Тобин молчал, его волосы свисали вниз, глаза смотрели чуть из-под бровей. Было трудно понять, нравится ему этот разговор или же, наоборот, он понял куда больше желаемого и просто выжидает.
– Почему ты ни о ком не спросил? – громче и неожиданно для самой себя более властно спросила она, впервые ощущая себя так уверенно. – Ты мог попросить узнать о ком-то близком, о семье, возможно, о детях – мы бы сделали это без промедления. Ты бы мог узнать хоть что-то, но ты не спросил ничего. Видишь ли, попытка солгать нам при пробуждении – мелочь. Ты мог сослаться на дезориентацию, на последствия такой долгой, возможно, самой долгой в истории человечества криозаморозки. Даже окажись ты преступником, у тебя были бы законные права. Мы не варвары.
Тобин не двигался – казалось, он и не дышит вовсе.
– Создается впечатление, что ты одинок. Либо, есть причины, почему тебя никто и ничто не волнует. Но это ладно, можно понять, вдруг у тебя и правда никого не было, вдруг ты даже радуешься мысли о смерти нелюбимых мамы и папы.
Ханна чуть приблизилась, начав наслаждаться не только тем, что она говорит и к чему ведет, но и тем, как она это делает.
– Если бы не Света, ты был бы уже мертв.
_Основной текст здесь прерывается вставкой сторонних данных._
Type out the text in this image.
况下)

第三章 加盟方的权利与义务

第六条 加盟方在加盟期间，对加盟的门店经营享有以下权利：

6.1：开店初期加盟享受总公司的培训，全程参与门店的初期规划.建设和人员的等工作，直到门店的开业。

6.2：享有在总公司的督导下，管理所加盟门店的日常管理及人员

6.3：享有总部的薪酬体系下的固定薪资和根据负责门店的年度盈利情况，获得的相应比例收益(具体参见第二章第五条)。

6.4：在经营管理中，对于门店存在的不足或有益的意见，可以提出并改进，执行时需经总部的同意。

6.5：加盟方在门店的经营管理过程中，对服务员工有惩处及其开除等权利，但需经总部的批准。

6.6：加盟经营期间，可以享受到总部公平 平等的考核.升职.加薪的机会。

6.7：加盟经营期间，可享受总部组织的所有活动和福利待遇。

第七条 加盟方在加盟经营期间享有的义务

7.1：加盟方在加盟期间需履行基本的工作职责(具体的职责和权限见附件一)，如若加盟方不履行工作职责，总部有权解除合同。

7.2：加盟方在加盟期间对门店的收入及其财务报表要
Она знает о тебе через записи некоего Харви Росса. О, я вижу, ты помнишь, кто это. Мы проверили эту историю, Света не солгала. Но мы проверили еще кое-что.
Ханна выдержала паузу, видя, как почти незаметно Тобин уже принимает к условию своего содержания под стражей то, что она собирается сказать.
– Я проверила все: официальные списки погибших при фальшивом падении Вектора, списки сотрудников, работающих до нахождения Жизни, списки тех, кто прилетал и улетал с Вектора за все годы его работы. Имена, фамилии, отчества, клички, звания, даже животных. А еще я не забыла про отпечатки пальцев, кровь и снимок лица. Искала иголку в охуенно огромном стоге сена, но так и не нашла упоминания Тобина во всех известных нам архивах. Кроме записей Харви. На Векторе никогда не было человека с таким именем.
Ханна пододвинулась еще ближе, сровнявшись с его глазами.
– Кто ты на самом деле такой?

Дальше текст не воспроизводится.